Consultants: Lack of coordination, planning hurts tourism development in Santee area
By S.W. SHOPTAW, T&D Correspondent Sunday, October 05, 2008SANTEE – A consulting company held a public meeting at Santee State Park on Tuesday to obtain ideas from local residents on how to best entice tourists to visit the Santee area.
The New Carolina’s Tourism Cluster Committee in November 2005 commissioned a study by consultant Michael MacNulty of Tourism Development International in Ireland to complete a statewide tourism action plan. The completed plan included a call for planning at the regional level.
In 2007, the state legislature passed an appropriation for product development. Some of the money is being used to develop detailed, long-range plans for each of South Carolina’s eight product development areas.
The Central Core Product Development Area, one of the eight designated regions, will be the focus for comprehensive site visits during September. The counties in the central core are Orangeburg, Calhoun, Clarendon, Lexington, Sumter, Newberry, Kershaw, Richland and Saluda.
TDI team members are working with area stakeholders and S.C. Parks, Recreation and Tourism to develop a tourism development concept plan for the region.
Because four of the listed counties are within the Santee Cooper Country tourism region, the Santee Cooper Country staff is serving on the steering committee.
During the Sept. 30 public meeting, Peter MacNulty, TDI managing director, said the purpose of the meeting was to get community leaders and residents talking about the obstacles, as they see them, to increasing tourism in the area. He said the focus is to determine what the area has in terms of tourism assets and how the community might best match those assets to market opportunities.
Robert Cleverdon, TDI director of international projects, said, “This is an area that is headed for major, major, major change. Demographic change. The slated distribution center, the major new Beach Company project in Summerton and the continued influx of retirees that move into the area (are) all going to bring about change. You would like to retain the small town feel but have the benefits of growth.”
The major obstacle pointed out by some in attendance was the uncertainty of the water levels of Lake Marion. The drastic fall in lake levels discourages fishermen from making plans to visit the area, it was noted.

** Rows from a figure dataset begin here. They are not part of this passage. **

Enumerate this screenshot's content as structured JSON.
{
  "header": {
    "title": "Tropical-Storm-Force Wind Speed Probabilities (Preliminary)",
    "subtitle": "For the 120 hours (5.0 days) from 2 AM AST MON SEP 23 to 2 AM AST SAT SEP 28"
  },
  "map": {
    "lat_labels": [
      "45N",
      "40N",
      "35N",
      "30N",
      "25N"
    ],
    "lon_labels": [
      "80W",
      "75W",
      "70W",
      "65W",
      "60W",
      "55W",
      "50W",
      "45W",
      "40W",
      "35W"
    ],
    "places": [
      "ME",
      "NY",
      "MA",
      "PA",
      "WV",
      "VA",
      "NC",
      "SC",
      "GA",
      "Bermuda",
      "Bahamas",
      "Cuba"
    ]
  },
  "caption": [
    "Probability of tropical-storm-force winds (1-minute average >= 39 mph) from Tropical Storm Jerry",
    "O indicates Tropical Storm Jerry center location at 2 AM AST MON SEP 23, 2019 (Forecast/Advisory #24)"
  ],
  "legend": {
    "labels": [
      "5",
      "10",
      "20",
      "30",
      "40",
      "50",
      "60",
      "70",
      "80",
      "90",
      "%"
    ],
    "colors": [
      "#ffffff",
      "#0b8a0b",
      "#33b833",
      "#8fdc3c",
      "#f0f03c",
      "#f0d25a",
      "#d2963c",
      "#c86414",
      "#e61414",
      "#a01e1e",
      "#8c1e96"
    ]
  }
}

“The problems with Santee Cooper and the lake levels are not something that cannot be fixed with a little tweaking,” Cleverdon said. “We are talking about a big agency here, and to get cooperation is going to take more than what we can do here. It is going to take a lot of political pressure and movement to fix things. Yet, it is the key to this area.”
He said there seems to be a lack of coordination between adjoining counties and towns.

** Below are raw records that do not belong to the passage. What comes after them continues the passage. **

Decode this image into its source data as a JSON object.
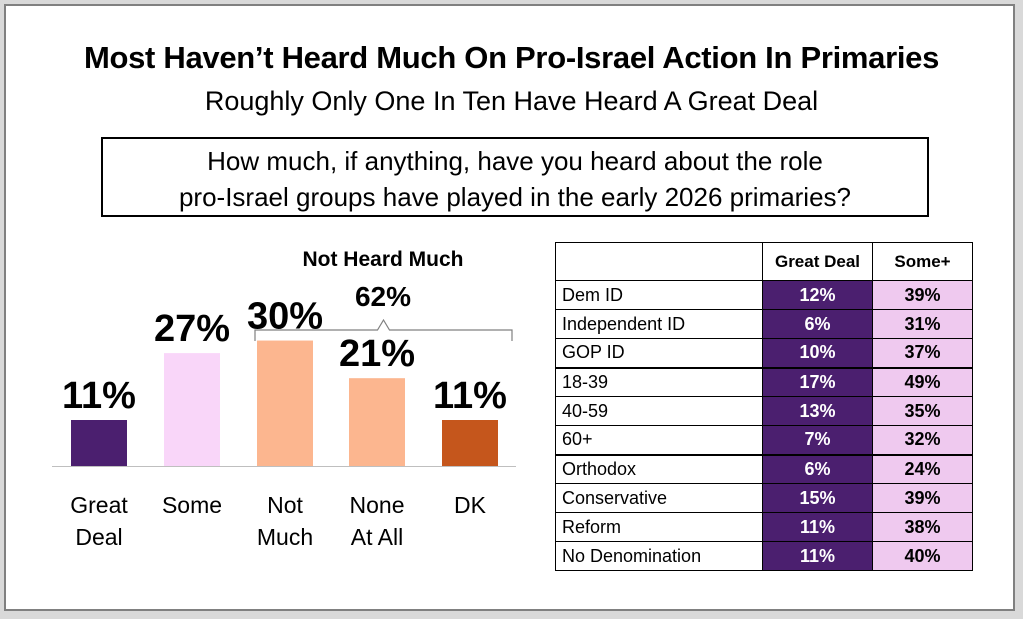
{
  "title": "Most Haven’t Heard Much On Pro-Israel Action In Primaries",
  "subtitle": "Roughly Only One In Ten Have Heard A Great Deal",
  "question": {
    "line1": "How much, if anything, have you heard about the role",
    "line2": "pro-Israel groups have played in the early 2026 primaries?"
  },
  "chart_data": [
    {
      "type": "bar",
      "categories": [
        [
          "Great",
          "Deal"
        ],
        [
          "Some"
        ],
        [
          "Not",
          "Much"
        ],
        [
          "None",
          "At All"
        ],
        [
          "DK"
        ]
      ],
      "values": [
        11,
        27,
        30,
        21,
        11
      ],
      "value_labels": [
        "11%",
        "27%",
        "30%",
        "21%",
        "11%"
      ],
      "colors": [
        "#4b1f6f",
        "#f9d6f9",
        "#fcb68f",
        "#fcb68f",
        "#c5561c"
      ],
      "ylim": [
        0,
        100
      ],
      "grid": false,
      "annotation": {
        "label": "Not Heard Much",
        "value": "62%",
        "spans_categories": [
          2,
          3,
          4
        ]
      }
    },
    {
      "type": "table",
      "columns": [
        "",
        "Great Deal",
        "Some+"
      ],
      "group_breaks": [
        3,
        6
      ],
      "rows": [
        {
          "group": "Dem ID",
          "great_deal": "12%",
          "some_plus": "39%"
        },
        {
          "group": "Independent ID",
          "great_deal": "6%",
          "some_plus": "31%"
        },
        {
          "group": "GOP ID",
          "great_deal": "10%",
          "some_plus": "37%"
        },
        {
          "group": "18-39",
          "great_deal": "17%",
          "some_plus": "49%"
        },
        {
          "group": "40-59",
          "great_deal": "13%",
          "some_plus": "35%"
        },
        {
          "group": "60+",
          "great_deal": "7%",
          "some_plus": "32%"
        },
        {
          "group": "Orthodox",
          "great_deal": "6%",
          "some_plus": "24%"
        },
        {
          "group": "Conservative",
          "great_deal": "15%",
          "some_plus": "39%"
        },
        {
          "group": "Reform",
          "great_deal": "11%",
          "some_plus": "38%"
        },
        {
          "group": "No Denomination",
          "great_deal": "11%",
          "some_plus": "40%"
        }
      ]
    }
  ]
}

“The individual leaders of adjoining communities were exchanging business cards as if they did not know each other in our meetings,” Cleverdon said. The lack of coordination and forward planning hurts the effort to bring tourists to the area, he said.
The group as a whole agreed that golf is the major drawing card for Santee and the surrounding area and that the golfing community has done an excellent job of getting the news out to Canadians and the northern U.S. about the golf packages in Santee.
In summing up the first of four public meetings that will be held, those attending Tuesday’s session agreed that major changes are coming to the area and that more should be done to market Santee’s assets.